If terms are too small (<4 symbols) or only regular expression is given, it select all segments for matching, which is a full-scan scenario. Slow.
Also, it tries to return early. Whenever the first page of results is ready it will render results before the user, while keeping searching in the background.
# Web UI And HTMX
In my head UI must support seamless interactions. We start with one query, browse results, change pages, refine the query and continue until we got enough data. Waiting for page reload on each click was not something I wanted. On the other hand, I did not feel like using React or something like that for the job.

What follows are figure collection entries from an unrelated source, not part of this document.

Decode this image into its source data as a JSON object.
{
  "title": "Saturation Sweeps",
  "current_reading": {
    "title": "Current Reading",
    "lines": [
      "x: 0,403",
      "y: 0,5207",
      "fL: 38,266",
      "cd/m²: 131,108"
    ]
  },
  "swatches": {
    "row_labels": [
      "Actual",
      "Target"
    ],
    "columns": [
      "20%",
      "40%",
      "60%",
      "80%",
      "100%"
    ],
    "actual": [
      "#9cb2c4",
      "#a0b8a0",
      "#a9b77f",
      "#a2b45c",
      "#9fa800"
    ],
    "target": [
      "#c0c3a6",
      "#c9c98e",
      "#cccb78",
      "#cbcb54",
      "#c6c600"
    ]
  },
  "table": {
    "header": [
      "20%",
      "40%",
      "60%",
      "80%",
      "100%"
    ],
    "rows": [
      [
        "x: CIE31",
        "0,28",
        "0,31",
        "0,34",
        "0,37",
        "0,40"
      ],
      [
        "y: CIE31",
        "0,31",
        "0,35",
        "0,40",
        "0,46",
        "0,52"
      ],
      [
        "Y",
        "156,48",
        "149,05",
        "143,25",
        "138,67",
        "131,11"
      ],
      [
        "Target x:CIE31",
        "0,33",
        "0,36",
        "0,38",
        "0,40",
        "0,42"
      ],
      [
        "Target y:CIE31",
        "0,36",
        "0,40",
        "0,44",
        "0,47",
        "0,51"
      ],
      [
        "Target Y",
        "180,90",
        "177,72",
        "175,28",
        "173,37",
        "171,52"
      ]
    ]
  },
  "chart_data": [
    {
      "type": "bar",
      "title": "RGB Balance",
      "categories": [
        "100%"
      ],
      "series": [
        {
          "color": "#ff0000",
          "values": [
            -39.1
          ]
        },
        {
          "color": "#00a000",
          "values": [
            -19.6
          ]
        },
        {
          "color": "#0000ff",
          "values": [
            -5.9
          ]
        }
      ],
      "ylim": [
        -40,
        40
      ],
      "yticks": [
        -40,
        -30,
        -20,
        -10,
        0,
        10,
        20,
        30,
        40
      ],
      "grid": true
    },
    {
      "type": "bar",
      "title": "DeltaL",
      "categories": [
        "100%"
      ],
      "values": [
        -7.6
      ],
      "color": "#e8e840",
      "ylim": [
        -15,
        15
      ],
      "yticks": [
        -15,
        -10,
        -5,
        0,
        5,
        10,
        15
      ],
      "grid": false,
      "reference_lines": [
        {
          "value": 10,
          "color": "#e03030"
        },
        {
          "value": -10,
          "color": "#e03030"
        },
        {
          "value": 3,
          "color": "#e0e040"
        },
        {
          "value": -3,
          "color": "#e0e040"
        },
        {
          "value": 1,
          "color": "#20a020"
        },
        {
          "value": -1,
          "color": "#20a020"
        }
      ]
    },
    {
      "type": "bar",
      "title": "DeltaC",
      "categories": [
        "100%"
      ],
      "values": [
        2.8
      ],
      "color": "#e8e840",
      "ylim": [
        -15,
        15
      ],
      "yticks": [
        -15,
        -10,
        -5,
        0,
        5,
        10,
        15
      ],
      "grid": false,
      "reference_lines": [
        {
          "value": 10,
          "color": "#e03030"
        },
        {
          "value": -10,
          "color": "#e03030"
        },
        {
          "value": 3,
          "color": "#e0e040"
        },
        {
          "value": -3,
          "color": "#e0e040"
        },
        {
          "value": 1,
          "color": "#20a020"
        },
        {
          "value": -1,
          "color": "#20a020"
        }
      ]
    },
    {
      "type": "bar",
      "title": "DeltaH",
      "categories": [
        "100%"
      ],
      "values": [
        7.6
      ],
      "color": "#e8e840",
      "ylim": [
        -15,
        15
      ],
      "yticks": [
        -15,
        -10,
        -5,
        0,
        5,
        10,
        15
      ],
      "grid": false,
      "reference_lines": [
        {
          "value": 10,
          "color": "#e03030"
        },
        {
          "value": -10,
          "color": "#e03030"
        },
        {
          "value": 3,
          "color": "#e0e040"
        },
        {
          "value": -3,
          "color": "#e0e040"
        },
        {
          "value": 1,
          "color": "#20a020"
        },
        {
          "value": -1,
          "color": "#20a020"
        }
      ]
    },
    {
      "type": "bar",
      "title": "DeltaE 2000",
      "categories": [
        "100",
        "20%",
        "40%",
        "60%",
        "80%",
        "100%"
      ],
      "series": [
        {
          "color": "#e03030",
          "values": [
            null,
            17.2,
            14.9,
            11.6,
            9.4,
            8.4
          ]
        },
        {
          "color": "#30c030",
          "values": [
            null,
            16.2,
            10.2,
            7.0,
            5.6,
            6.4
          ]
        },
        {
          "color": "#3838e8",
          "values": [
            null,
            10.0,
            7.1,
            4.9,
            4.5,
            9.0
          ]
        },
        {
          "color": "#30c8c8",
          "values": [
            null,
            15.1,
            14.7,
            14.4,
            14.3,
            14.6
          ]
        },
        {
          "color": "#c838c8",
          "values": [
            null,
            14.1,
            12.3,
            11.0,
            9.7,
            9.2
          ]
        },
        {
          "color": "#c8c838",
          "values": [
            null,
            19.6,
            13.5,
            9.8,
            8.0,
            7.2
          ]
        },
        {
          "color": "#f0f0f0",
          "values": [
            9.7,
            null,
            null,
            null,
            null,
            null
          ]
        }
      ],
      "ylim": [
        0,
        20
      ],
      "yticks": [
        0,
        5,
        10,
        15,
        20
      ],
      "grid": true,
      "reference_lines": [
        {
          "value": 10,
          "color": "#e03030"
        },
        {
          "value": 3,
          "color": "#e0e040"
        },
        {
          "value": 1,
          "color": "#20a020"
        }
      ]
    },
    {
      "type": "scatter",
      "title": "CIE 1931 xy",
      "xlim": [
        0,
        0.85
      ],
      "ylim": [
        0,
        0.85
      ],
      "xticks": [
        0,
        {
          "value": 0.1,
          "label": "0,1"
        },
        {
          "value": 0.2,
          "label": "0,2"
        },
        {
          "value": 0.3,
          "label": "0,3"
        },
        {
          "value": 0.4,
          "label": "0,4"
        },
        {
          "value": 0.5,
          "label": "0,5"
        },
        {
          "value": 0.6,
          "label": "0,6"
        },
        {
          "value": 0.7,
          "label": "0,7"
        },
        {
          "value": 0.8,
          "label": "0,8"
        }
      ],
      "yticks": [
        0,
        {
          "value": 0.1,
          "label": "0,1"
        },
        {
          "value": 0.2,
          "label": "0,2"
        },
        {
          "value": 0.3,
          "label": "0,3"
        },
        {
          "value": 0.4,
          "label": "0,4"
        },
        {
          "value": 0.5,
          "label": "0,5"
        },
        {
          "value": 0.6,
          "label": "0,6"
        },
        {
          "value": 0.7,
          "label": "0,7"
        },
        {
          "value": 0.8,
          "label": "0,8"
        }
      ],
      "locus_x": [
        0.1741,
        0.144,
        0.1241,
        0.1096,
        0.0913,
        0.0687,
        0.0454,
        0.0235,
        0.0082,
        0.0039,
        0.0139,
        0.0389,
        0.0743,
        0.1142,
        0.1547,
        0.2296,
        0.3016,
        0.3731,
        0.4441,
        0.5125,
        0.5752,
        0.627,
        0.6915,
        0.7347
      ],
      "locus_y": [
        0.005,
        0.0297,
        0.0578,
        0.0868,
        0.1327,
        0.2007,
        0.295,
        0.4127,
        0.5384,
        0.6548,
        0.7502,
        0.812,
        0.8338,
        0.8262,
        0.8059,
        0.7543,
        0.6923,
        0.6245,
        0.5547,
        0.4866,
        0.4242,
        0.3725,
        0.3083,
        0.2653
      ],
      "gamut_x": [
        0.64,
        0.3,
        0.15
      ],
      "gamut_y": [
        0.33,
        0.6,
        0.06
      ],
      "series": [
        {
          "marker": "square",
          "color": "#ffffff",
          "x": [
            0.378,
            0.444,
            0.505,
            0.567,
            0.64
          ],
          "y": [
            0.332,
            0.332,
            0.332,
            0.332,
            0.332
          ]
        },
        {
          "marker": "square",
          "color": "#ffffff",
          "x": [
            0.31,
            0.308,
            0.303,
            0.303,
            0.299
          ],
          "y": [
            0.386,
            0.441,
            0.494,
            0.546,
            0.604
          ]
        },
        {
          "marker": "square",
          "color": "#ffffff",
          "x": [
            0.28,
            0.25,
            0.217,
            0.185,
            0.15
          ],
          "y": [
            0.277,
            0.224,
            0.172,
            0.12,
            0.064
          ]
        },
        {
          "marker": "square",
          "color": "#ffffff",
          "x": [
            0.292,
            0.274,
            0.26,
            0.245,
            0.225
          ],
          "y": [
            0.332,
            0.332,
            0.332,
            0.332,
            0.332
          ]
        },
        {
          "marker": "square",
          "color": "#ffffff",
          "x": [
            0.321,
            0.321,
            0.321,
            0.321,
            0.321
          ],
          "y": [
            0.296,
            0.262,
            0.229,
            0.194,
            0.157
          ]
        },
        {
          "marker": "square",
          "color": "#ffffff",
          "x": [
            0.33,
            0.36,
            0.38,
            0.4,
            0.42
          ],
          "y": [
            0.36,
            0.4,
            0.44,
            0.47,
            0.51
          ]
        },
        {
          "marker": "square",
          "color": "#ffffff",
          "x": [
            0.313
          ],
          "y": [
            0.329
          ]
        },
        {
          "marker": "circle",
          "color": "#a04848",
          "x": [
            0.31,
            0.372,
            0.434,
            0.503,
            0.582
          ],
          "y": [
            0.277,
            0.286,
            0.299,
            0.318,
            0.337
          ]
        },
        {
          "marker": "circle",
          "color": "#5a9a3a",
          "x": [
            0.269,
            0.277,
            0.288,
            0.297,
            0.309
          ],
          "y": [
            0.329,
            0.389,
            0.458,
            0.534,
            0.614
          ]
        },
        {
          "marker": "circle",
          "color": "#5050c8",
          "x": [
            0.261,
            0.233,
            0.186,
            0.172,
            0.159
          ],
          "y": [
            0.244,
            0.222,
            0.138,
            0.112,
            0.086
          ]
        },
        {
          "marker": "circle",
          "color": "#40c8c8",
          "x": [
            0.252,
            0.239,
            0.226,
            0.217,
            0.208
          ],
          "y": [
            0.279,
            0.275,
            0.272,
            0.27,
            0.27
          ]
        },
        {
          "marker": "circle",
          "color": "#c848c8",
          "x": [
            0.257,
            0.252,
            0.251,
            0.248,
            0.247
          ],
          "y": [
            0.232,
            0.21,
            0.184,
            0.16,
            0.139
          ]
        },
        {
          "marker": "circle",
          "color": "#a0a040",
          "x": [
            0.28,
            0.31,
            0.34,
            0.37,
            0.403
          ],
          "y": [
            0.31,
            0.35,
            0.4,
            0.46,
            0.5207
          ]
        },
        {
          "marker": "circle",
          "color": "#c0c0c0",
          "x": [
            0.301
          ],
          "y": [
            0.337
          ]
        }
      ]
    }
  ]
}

The middle ground was HTMX which is a server-side rendering tool, with a bit of JS that allows reloading fragments of the page seamlessly.
After using it for a few days, it felt good as everything happens on the backend, but still certain skill must be developed to use the full potential of the tool.
One notable feature is the Timeline at the right top. It proved to be a handy tool, it shows how matches spread across time. Also, you can use your mouse to zoom in to certain time window and inspect those messages. That helps with data exploration and debugging greatly.
# Conclusion
Making search engines is not easy. Practically, it is easier to configure something that exists already, be it Lucene, ELK-stack or whatever. However, for educational purposes it makes total sense to create one from scratch. That is what I did and enjoyed every step on the way, every frustration moment when things don't work and epiphany once they do.